Pakistani rocket launch facility

The Flight Test Range (FTR) at Sonmiani Beach is a rocket launch site in Balochistan, approximately 50 km west of Karachi, Sindh, Pakistan.

The facility is operated by the Space Research Commission since 1961, initially focusing on supporting civilian space program involving the launch of sounding rockets but its present mission has now been moved towards military programs.

== History==

Initially established at Sonmiani Rocket Range in 1961, the Sonmiani Flight Test Range is the only rocket launch facility operated by the Space & Upper Atmosphere Research Commission. It was the crucial contribution from the American National Aeronautics and Space Administration (NASA) that established the facility in 1961 with Suparco launching the Rehbar-I program that consisted of a Nike-Cajun combination on 7 June 1962.
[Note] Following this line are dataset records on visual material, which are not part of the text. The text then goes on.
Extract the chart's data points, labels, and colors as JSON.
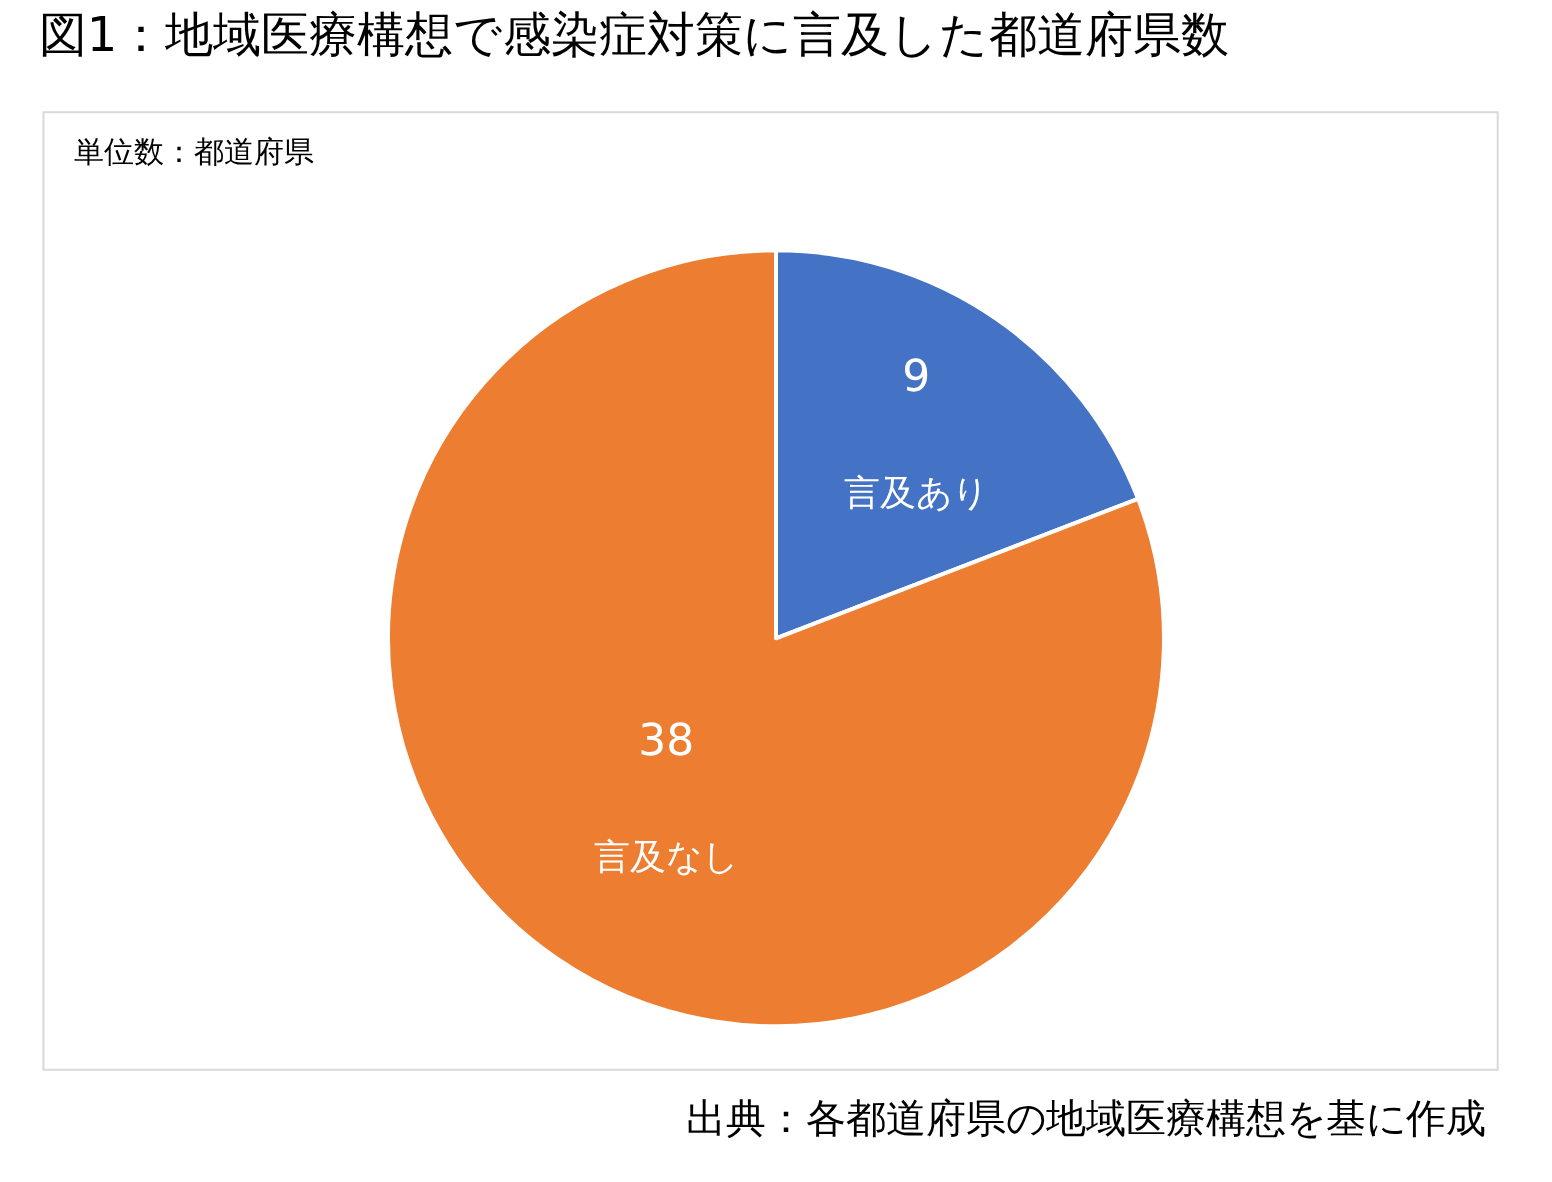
{
  "chart_data": {
    "type": "pie",
    "title": "図1：地域医療構想で感染症対策に言及した都道府県数",
    "annotations": [
      "単位数：都道府県",
      "出典：各都道府県の地域医療構想を基に作成"
    ],
    "categories": [
      "言及あり",
      "言及なし"
    ],
    "values": [
      9,
      38
    ],
    "colors": [
      "#4472c4",
      "#ed7d31"
    ],
    "data_labels": true,
    "legend": false
  }
}
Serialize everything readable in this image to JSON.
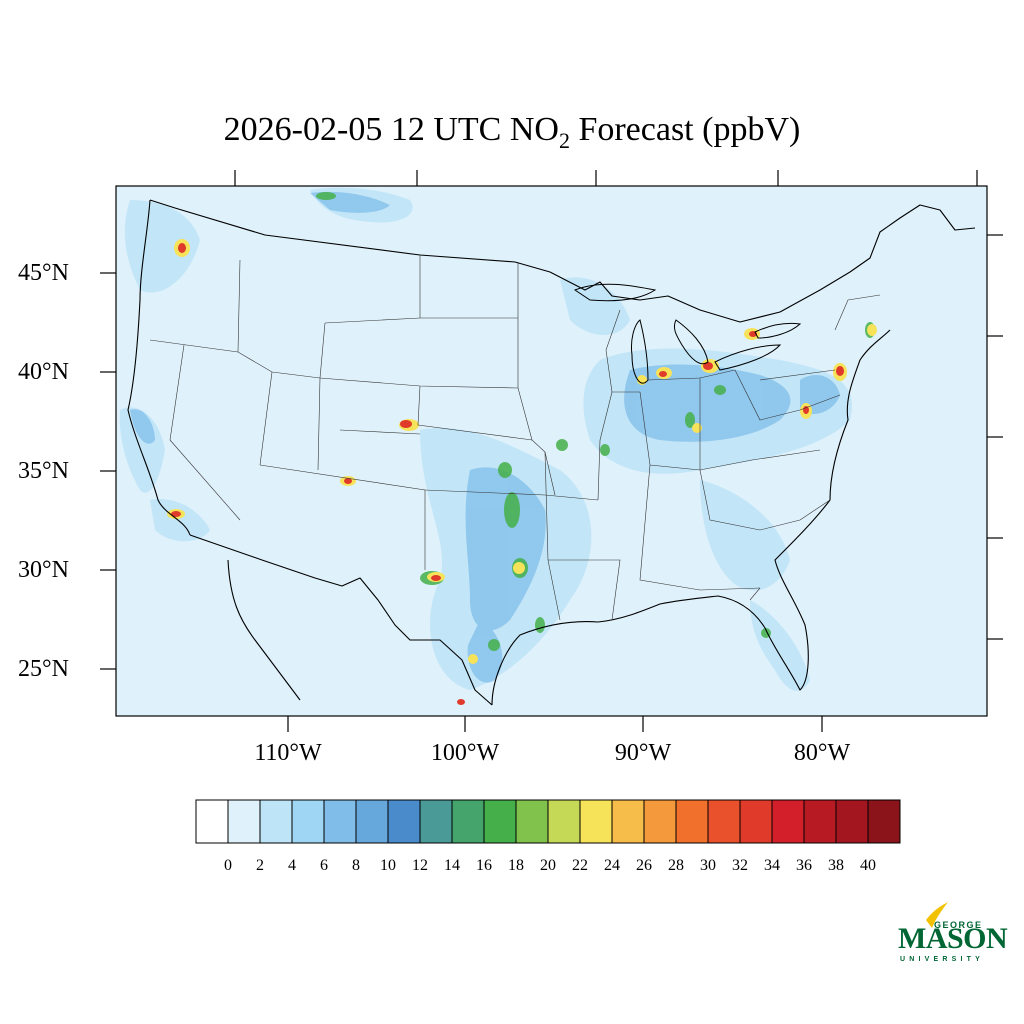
{
  "title": {
    "prefix": "2026-02-05 12 UTC NO",
    "subscript": "2",
    "suffix": " Forecast (ppbV)"
  },
  "map": {
    "lat_labels": [
      "45°N",
      "40°N",
      "35°N",
      "30°N",
      "25°N"
    ],
    "lon_labels": [
      "110°W",
      "100°W",
      "90°W",
      "80°W"
    ],
    "background_color": "#dff1fb"
  },
  "colorbar": {
    "labels": [
      "0",
      "2",
      "4",
      "6",
      "8",
      "10",
      "12",
      "14",
      "16",
      "18",
      "20",
      "22",
      "24",
      "26",
      "28",
      "30",
      "32",
      "34",
      "36",
      "38",
      "40"
    ],
    "colors": [
      "#ffffff",
      "#dff1fb",
      "#bde4f7",
      "#9fd6f4",
      "#80bde9",
      "#67a8dc",
      "#4a8ccb",
      "#4a9a98",
      "#44a46c",
      "#45b04a",
      "#80c24b",
      "#c5d957",
      "#f7e35a",
      "#f6bd4a",
      "#f49a3c",
      "#f1702c",
      "#e8512c",
      "#df3a2a",
      "#d21f2a",
      "#b81a24",
      "#a4161f",
      "#8a141a"
    ]
  },
  "logo": {
    "george": "GEORGE",
    "mason": "MASON",
    "university": "UNIVERSITY",
    "color": "#006633",
    "accent": "#f2c200"
  }
}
In 1989, the Sonmiani FTR mission moved from supporting the civilian space program towards also supporting the military program when Hatf-I (lit. Target) was launched from the facility. Since 1990, the Sonmiani FTR has been expanded and modernized that now includes several rocket launch sites, a rocket assembly and a maintenance workshop; a payload assembly area; high-speed tracking radars with a control room and telemetry station; flight communications equipment and optical cameras. It is currently spread across 200 ha.

The Sonmani FTR, not a space center, now serves as a primary launch site for Pakistani military's missile testing program, namely launching the Hatf program (Target), including four tests of Hatf-II, two of Hatf-III, seven of Hatf-IV and five of Hatf-VI.